Telefonumu masaya bırakıp Ege'lerin yanına gittim.
"Sen girmeyecek misin?" Diye sordu Barış."Yok ya girmeyeceğim" dedim. Ege dişleri birbirine çarpar bir halde çıktı. "Buz buz" dedi havluya sarınıp.
Demirlere çıkıp oturdum. Arkamı dönüp öylece denizi ve kayaları izlemeye başladım. Aslı yanıma gelip o da demirlere çıkıp yanıma oturdu."Sen neden girmiyorsun?" Diye sordu. "Pek bir keyifsizsin sanki" dedi ardından.

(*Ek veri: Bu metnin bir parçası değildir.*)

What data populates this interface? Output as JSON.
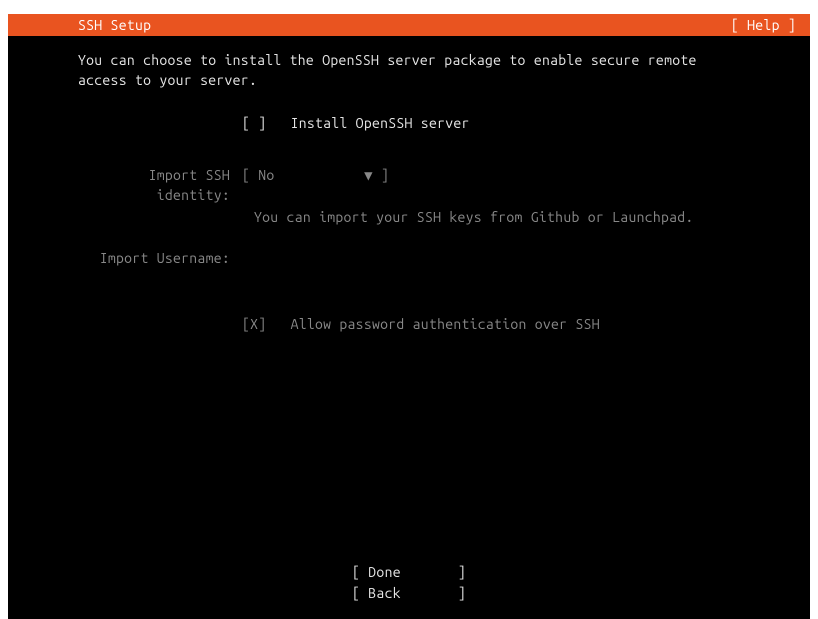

"Dikiş var da" diyip elimle üzerine dokundum yaranın yavaşça.
"Noldu orana?" Diye sordu meraklı bir ses tonuyla.
"Küçük bir kaza. Büyütülcek bir yanı yok" diyip gülümsedim. Bu söylediğime şaşırmıştım. Küçük bir kaza betimlemesi gerçekten komik olmuştu. Ölümü kılpayı kaçırdığım bu gün yaşamın tadını çıkarmam için büyük bir şanstı.